I was interested to read the below article in the i paper particularly as it resonates with many of the articles I have written on the subject over the years in titles like Country Smallholding, Fancy Fowl and even the Guardian back in 2012
“Free range egg sales have reached the same level as eggs from cage-kept birds for the first time as Britons’ appetite for one of nature’s ultimate pre-packaged food reaches record levels. Data released by the UK’s £910m egg industry and the Government shows that 614m free range eggs were sold in the third quarter […] “
It puts a different perspective on the “free range” dilemma when it comes to consumers and the supply industry.
I recall some years back a reader contacting me with what is quite possibly one of the most difficult poultry posers I’ve had in a while.
The reader had been looking at the food they ate and in particular eggs as they were concerned about the production method. They had only recently learnt about the standard practice of culling millions of day old male chicks as part of the rearing of laying pullets for egg production and wanted to know of any way in which they could purchase more ethically sound eggs. As the correspondent said “if the egg production method hurts my conscience the only way is to not eat eggs but I need to know first before I make that decision”
In a nutshell if you buy eggs from a commercial supplier then you are buying into the culling of the male chicks at day one.
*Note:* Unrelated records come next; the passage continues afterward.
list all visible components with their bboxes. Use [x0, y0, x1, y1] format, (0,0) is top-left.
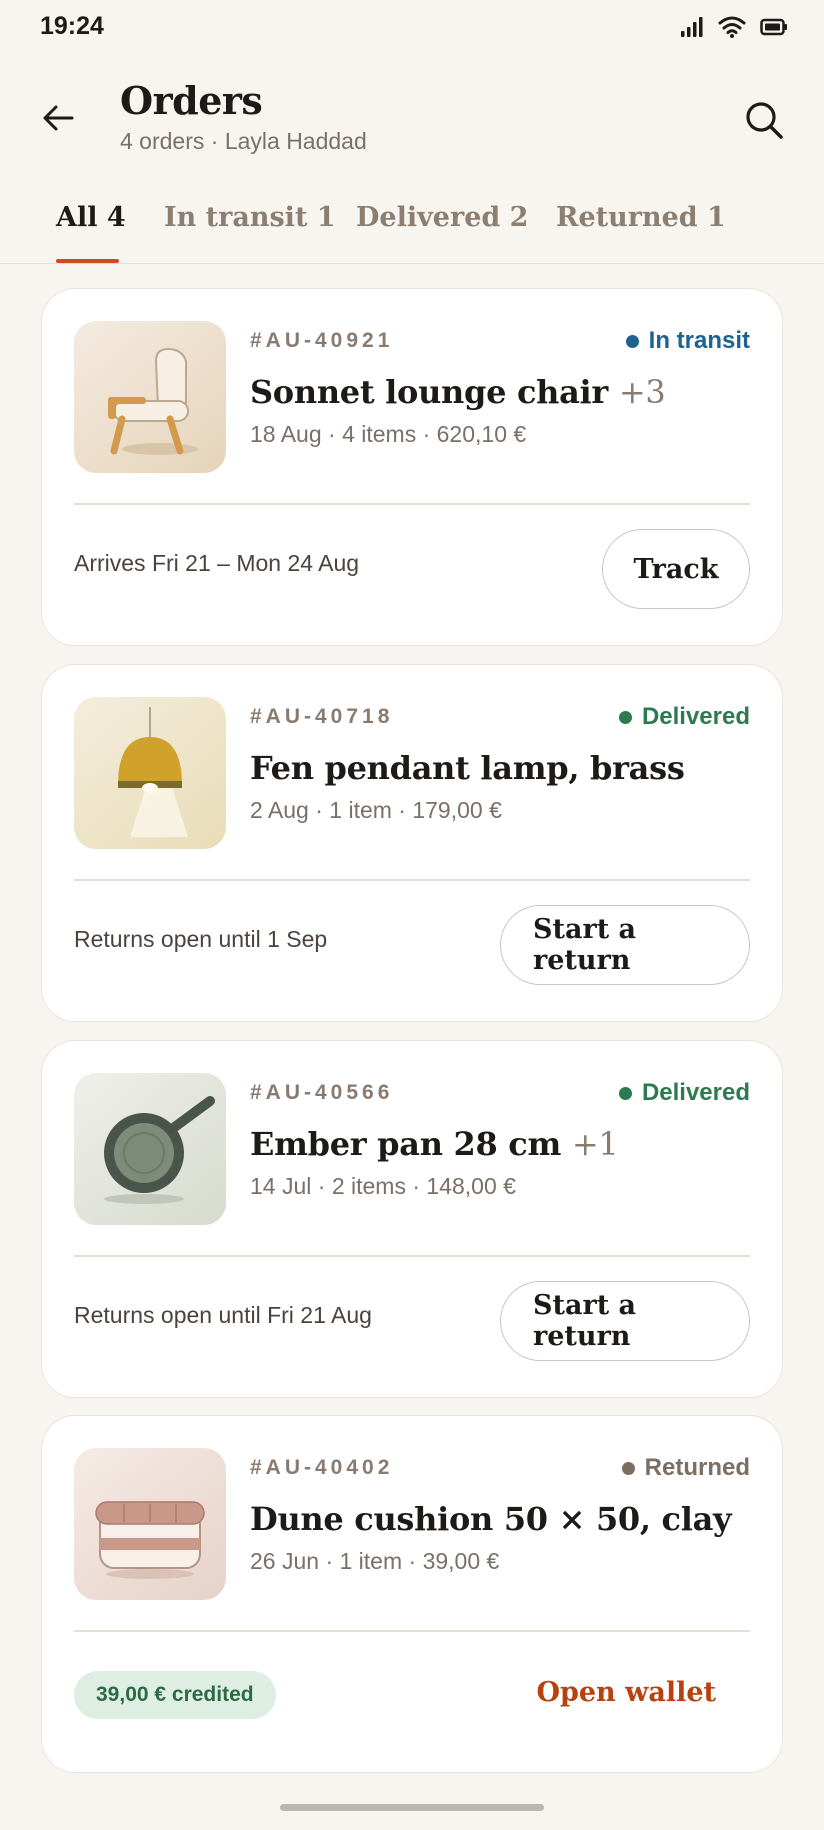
signal-icon	[681, 17, 703, 37]
active-tab-indicator	[56, 259, 119, 263]
frying-pan-icon	[74, 1073, 226, 1225]
order-id: #AU-40718	[250, 705, 394, 728]
order-meta: 14 Jul · 2 items · 148,00 €	[250, 1173, 516, 1199]
back-button[interactable]	[34, 94, 82, 142]
cushion-icon	[74, 1448, 226, 1600]
wifi-icon	[718, 16, 746, 38]
status-dot	[621, 1461, 635, 1475]
return-window-note: Returns open until Fri 21 Aug	[74, 1302, 372, 1328]
search-icon	[746, 102, 783, 139]
divider	[74, 879, 750, 881]
track-button[interactable]: Track	[602, 529, 750, 609]
order-meta: 2 Aug · 1 item · 179,00 €	[250, 797, 502, 823]
status-label: In transit	[648, 327, 750, 354]
tab-in-transit[interactable]: In transit 1	[164, 202, 336, 233]
tab-returned[interactable]: Returned 1	[556, 202, 726, 233]
status-label: Delivered	[641, 1079, 750, 1106]
order-card[interactable]: #AU-40921 In transit Sonnet lounge chair…	[41, 288, 783, 646]
page-title: Orders	[120, 78, 263, 123]
divider	[74, 503, 750, 505]
lounge-chair-icon	[74, 321, 226, 473]
start-return-button[interactable]: Start a return	[500, 1281, 750, 1361]
status-badge: In transit	[625, 327, 750, 355]
product-name: Fen pendant lamp, brass	[250, 749, 685, 787]
home-indicator[interactable]	[280, 1804, 544, 1811]
tab-all[interactable]: All 4	[56, 202, 126, 233]
status-badge: Delivered	[618, 1079, 750, 1107]
page-subtitle: 4 orders · Layla Haddad	[120, 128, 367, 154]
extra-items-count: +3	[618, 373, 666, 411]
status-dot	[618, 710, 632, 724]
order-card[interactable]: #AU-40566 Delivered Ember pan 28 cm +1 1…	[41, 1040, 783, 1398]
status-dot	[618, 1086, 632, 1100]
order-filter-tabs: All 4 In transit 1 Delivered 2 Returned …	[0, 196, 824, 264]
start-return-button[interactable]: Start a return	[500, 905, 750, 985]
order-id: #AU-40402	[250, 1456, 394, 1479]
status-label: Returned	[644, 1454, 750, 1481]
order-card[interactable]: #AU-40718 Delivered Fen pendant lamp, br…	[41, 664, 783, 1022]
status-dot	[625, 334, 639, 348]
status-icons	[680, 16, 788, 38]
status-time: 19:24	[40, 12, 104, 40]
open-wallet-link[interactable]: Open wallet	[536, 1677, 716, 1708]
pendant-lamp-icon	[74, 697, 226, 849]
order-meta: 26 Jun · 1 item · 39,00 €	[250, 1548, 500, 1574]
product-name: Ember pan 28 cm +1	[250, 1125, 619, 1163]
battery-icon	[760, 18, 787, 36]
order-meta: 18 Aug · 4 items · 620,10 €	[250, 421, 527, 447]
order-id: #AU-40566	[250, 1081, 394, 1104]
divider	[74, 1255, 750, 1257]
search-button[interactable]	[738, 94, 790, 146]
product-name: Sonnet lounge chair +3	[250, 373, 666, 411]
status-badge: Delivered	[618, 703, 750, 731]
credit-badge: 39,00 € credited	[74, 1671, 276, 1719]
delivery-estimate: Arrives Fri 21 – Mon 24 Aug	[74, 550, 360, 576]
order-card[interactable]: #AU-40402 Returned Dune cushion 50 × 50,…	[41, 1415, 783, 1773]
return-window-note: Returns open until 1 Sep	[74, 926, 328, 952]
status-badge: Returned	[621, 1454, 750, 1482]
arrow-left-icon	[43, 105, 74, 131]
product-name: Dune cushion 50 × 50, clay	[250, 1500, 732, 1538]
order-id: #AU-40921	[250, 329, 394, 352]
divider	[74, 1630, 750, 1632]
extra-items-count: +1	[571, 1125, 619, 1163]
tab-delivered[interactable]: Delivered 2	[356, 202, 528, 233]
status-bar: 19:24	[0, 0, 824, 56]
status-label: Delivered	[641, 703, 750, 730]
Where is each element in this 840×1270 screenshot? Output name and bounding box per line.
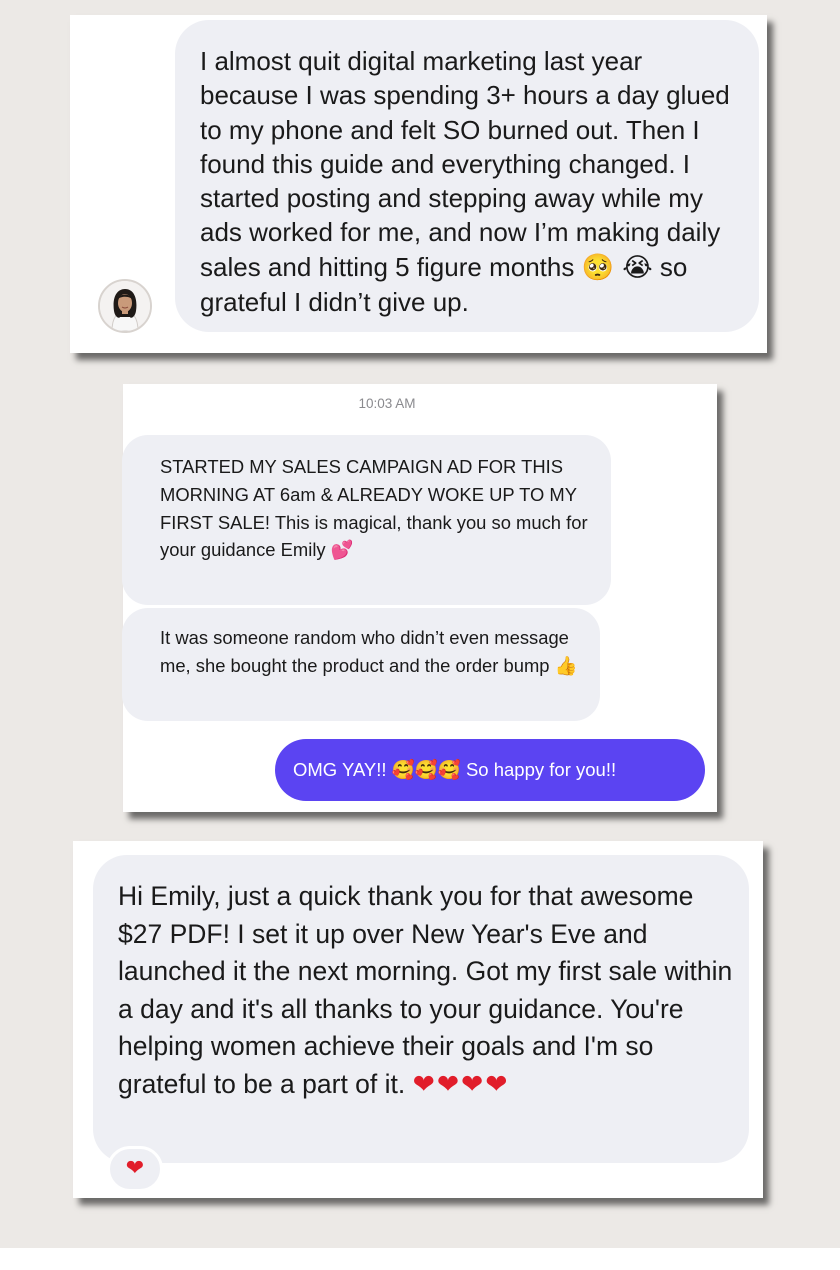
testimonial-card-2: 10:03 AM STARTED MY SALES CAMPAIGN AD FO… (122, 384, 717, 812)
incoming-message-bubble: STARTED MY SALES CAMPAIGN AD FOR THIS MO… (122, 435, 611, 605)
testimonial-card-3: Hi Emily, just a quick thank you for tha… (73, 841, 763, 1198)
page-bottom-strip (0, 1248, 840, 1270)
message-text: Hi Emily, just a quick thank you for tha… (118, 881, 733, 1099)
two-hearts-emoji: 💕 (330, 540, 354, 562)
message-text: It was someone random who didn’t even me… (160, 627, 569, 676)
heart-reaction[interactable]: ❤ (107, 1146, 163, 1192)
avatar (98, 279, 152, 333)
outgoing-message-bubble: OMG YAY!! 🥰🥰🥰 So happy for you!! (275, 739, 705, 801)
incoming-message-bubble: It was someone random who didn’t even me… (122, 608, 600, 721)
message-text: STARTED MY SALES CAMPAIGN AD FOR THIS MO… (160, 456, 588, 561)
red-hearts-emoji: ❤❤❤❤ (412, 1068, 510, 1100)
thumbs-up-emoji: 👍 (554, 655, 578, 677)
message-text: I almost quit digital marketing last yea… (200, 46, 730, 282)
message-timestamp: 10:03 AM (358, 396, 416, 411)
message-bubble: Hi Emily, just a quick thank you for tha… (93, 855, 749, 1163)
testimonial-card-1: I almost quit digital marketing last yea… (70, 15, 767, 353)
smiling-hearts-emoji: 🥰🥰🥰 (391, 760, 461, 781)
emoji-faces: 🥺 😭 (581, 252, 653, 283)
reply-text-end: So happy for you!! (465, 759, 617, 780)
reply-text: OMG YAY!! (293, 759, 387, 780)
message-bubble: I almost quit digital marketing last yea… (175, 20, 759, 332)
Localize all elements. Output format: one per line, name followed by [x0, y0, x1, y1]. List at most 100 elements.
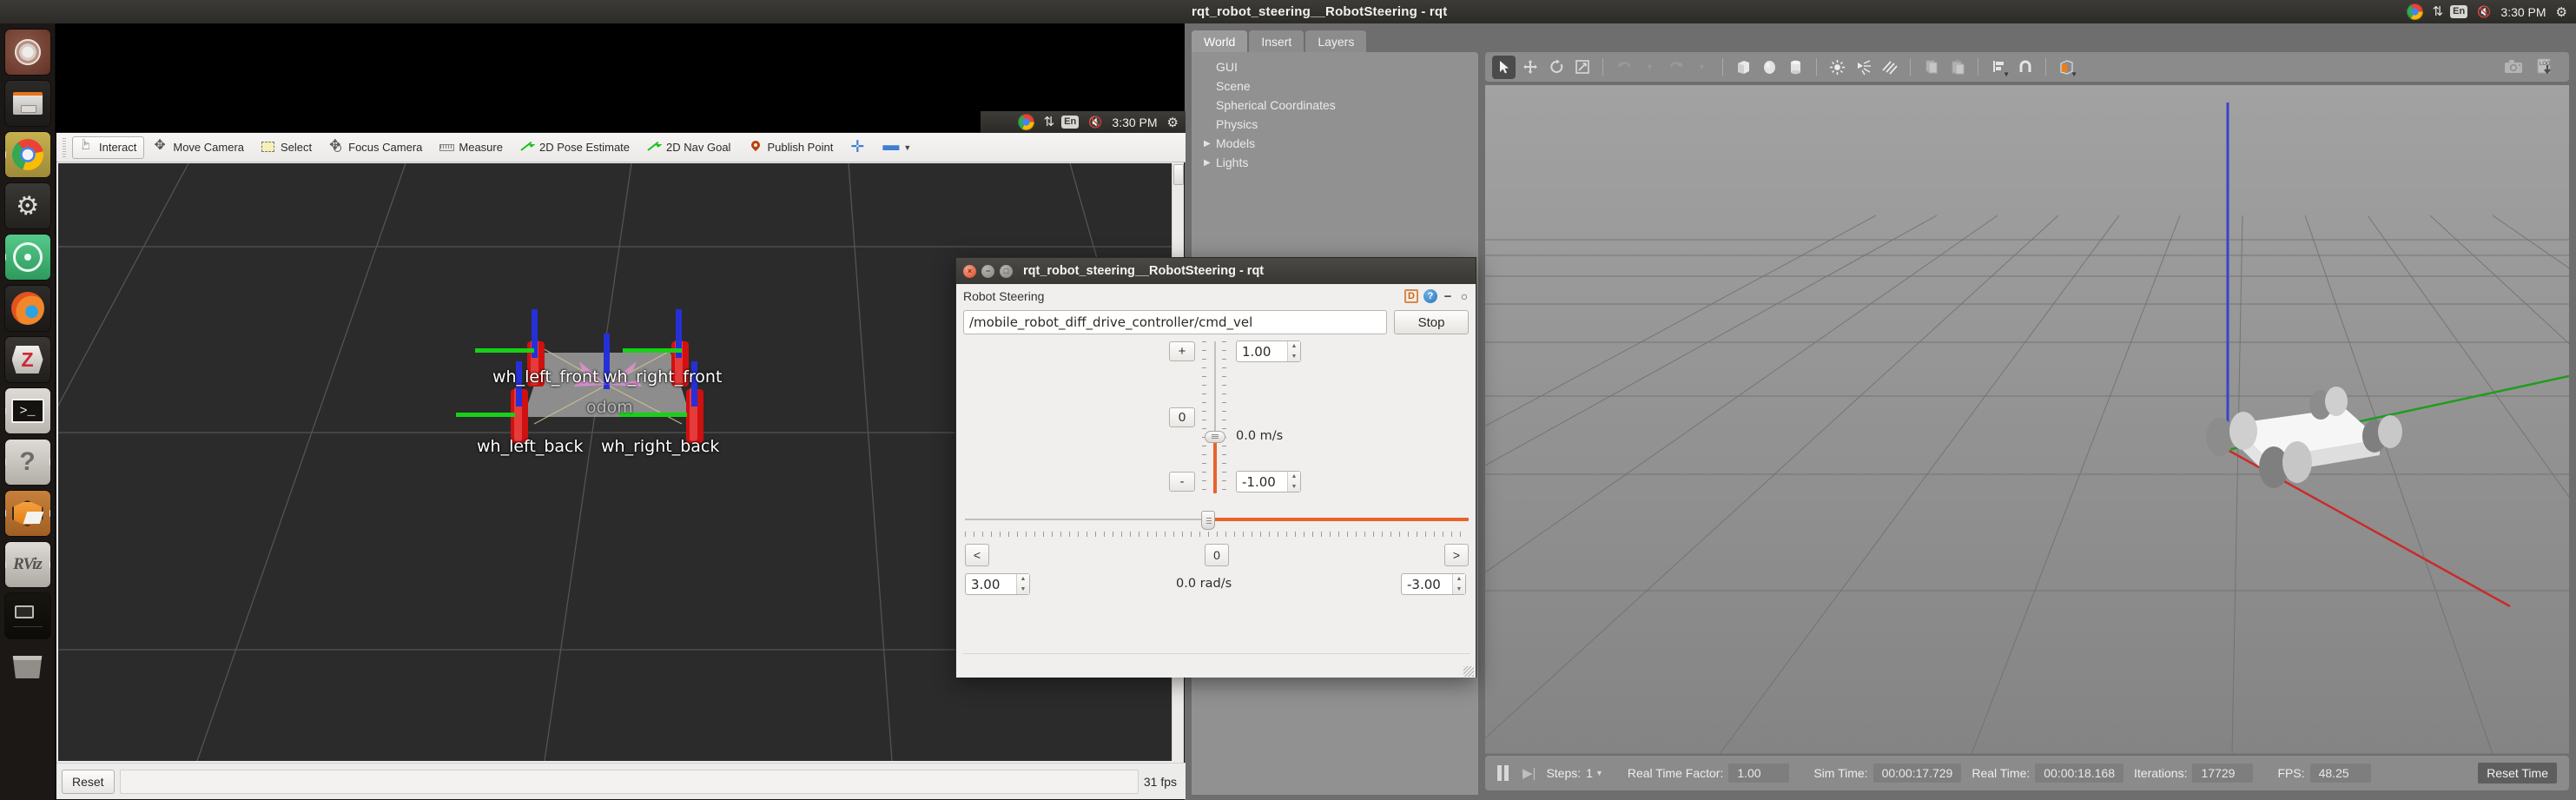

Also just so I’m balancing it out, if you buy off gate then you could potentially be also buying into the same destruction of the males at day one if that seller is using hybrids (these are sex-linked meaning the males are removed at day one).
The only answer is to source a poultry breeder who uses a dual purpose breed and therefore making use of the male birds that he/she breeds by fattening them for the table. These people are fully utilising the livestock they are producing.